Hundreds, including Gov. Jennifer Granholm, attended the dedication ceremony where Milliken shared his insight, grace and humility.
"It is a day to recognize the vision of those who years ago could look past the abandoned industrial sites and cement silos and see the potential for a new riverfront that could lead the way to a new Detroit," he said.
We wonder, was the "governor for life," as he's been dubbed, being just a little snarky to out-staters with this line, "If one cares about the future of Michigan, it is not enough to care just about the Great Lakes and the undisturbed areas. To care about the future of Michigan means we all must care about the future of Michigan's cities and particularly Detroit"?

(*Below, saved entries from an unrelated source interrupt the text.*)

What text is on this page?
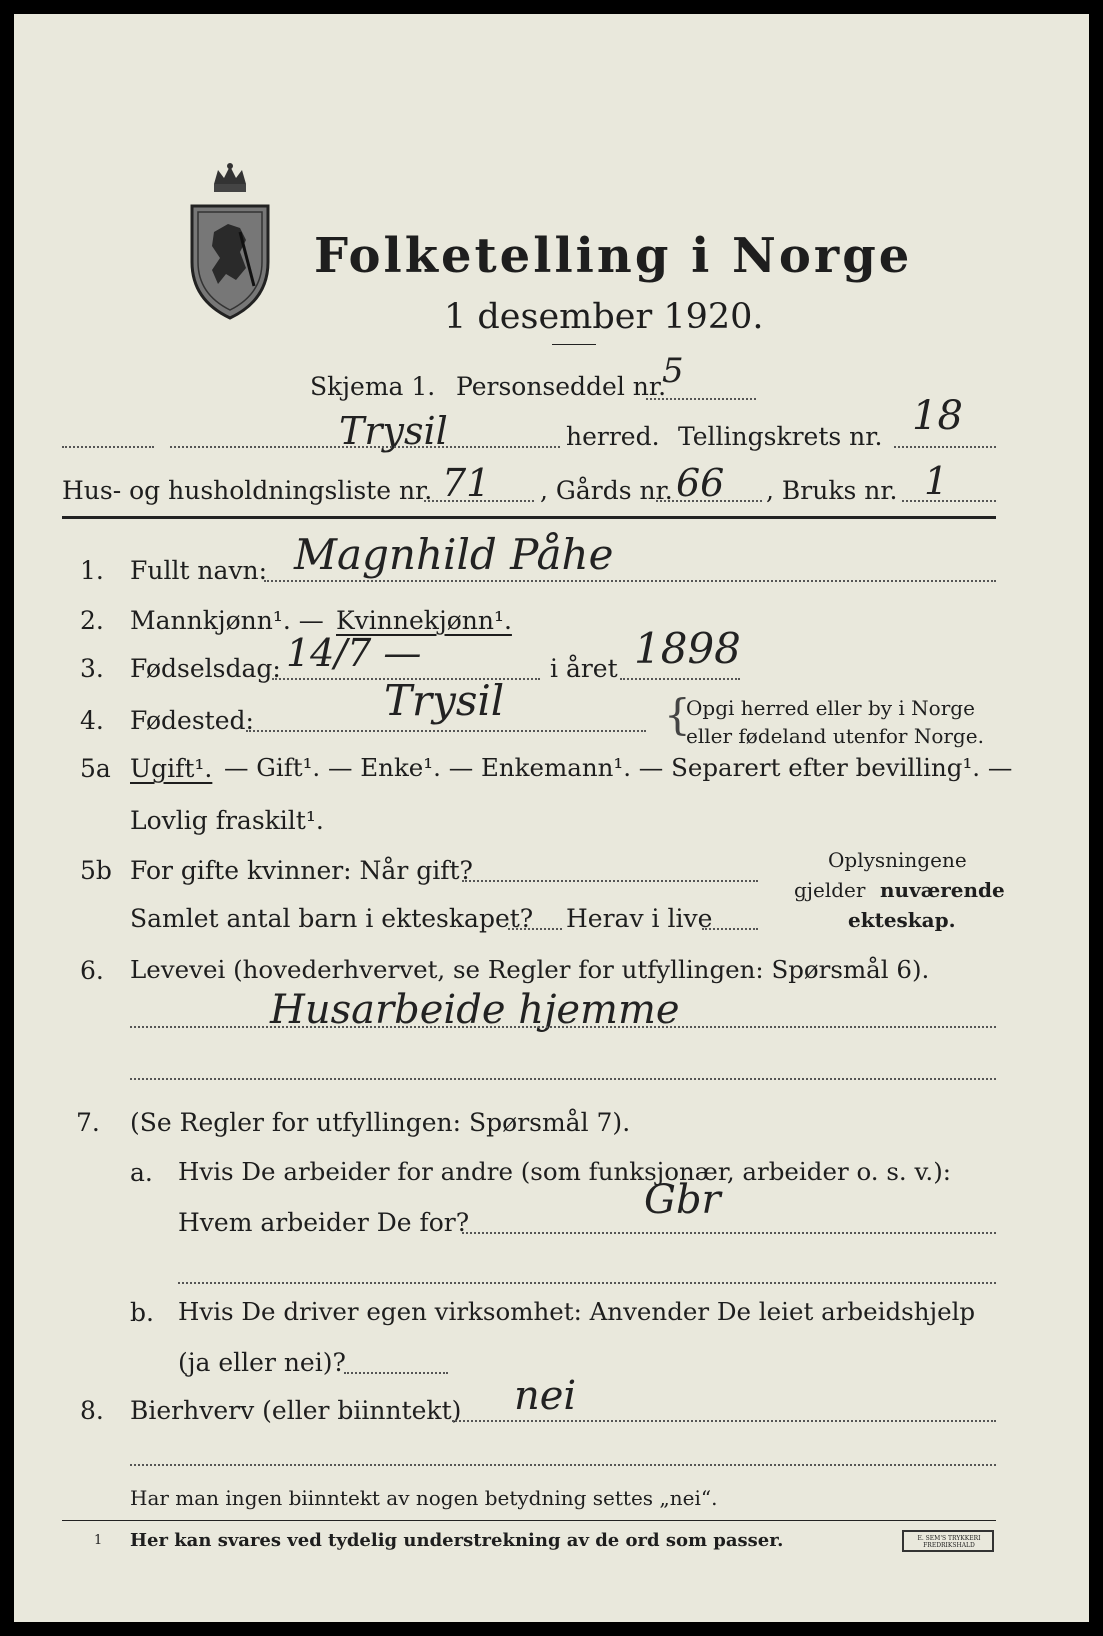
Folketelling i Norge
1 desember 1920.
Skjema 1. Personseddel nr.
5
Trysil	herred. Tellingskrets nr. 18
Hus- og husholdningsliste nr. 71 , Gårds nr. 66 , Bruks nr. 1
1. Fullt navn: Magnhild Påhe
2. Mannkjønn¹. — Kvinnekjønn¹.
3. Fødselsdag: 14/7 —	i året 1898
4. Fødested:	Trysil	{
Opgi herred eller by i Norge
eller fødeland utenfor Norge.
5a Ugift¹. — Gift¹. — Enke¹. — Enkemann¹. — Separert efter bevilling¹. —
Lovlig fraskilt¹.
5b For gifte kvinner: Når gift?
Samlet antal barn i ekteskapet? Herav i live
Oplysningene
gjelder nuværende
ekteskap.
6. Levevei (hovederhvervet, se Regler for utfyllingen: Spørsmål 6).
Husarbeide hjemme
7. (Se Regler for utfyllingen: Spørsmål 7).
a. Hvis De arbeider for andre (som funksjonær, arbeider o. s. v.):
Hvem arbeider De for?	Gbr
b. Hvis De driver egen virksomhet: Anvender De leiet arbeidshjelp
(ja eller nei)?
8. Bierhverv (eller biinntekt) nei
Har man ingen biinntekt av nogen betydning settes „nei“.
1 Her kan svares ved tydelig understrekning av de ord som passer.	E. SEM'S TRYKKERI FREDRIKSHALD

Then he delivered a message that, though not new, has to keep being repeated until it eventually sinks in.
"For far too long, the politics of division have played too large a role in southeast Michigan and throughout the state," he said. "Division by race, division by economic status, division by geography have all been exploited and continue to be exploited by some for their own short-term political gain, pursuing their own narrow personal interests, they have held Michigan back."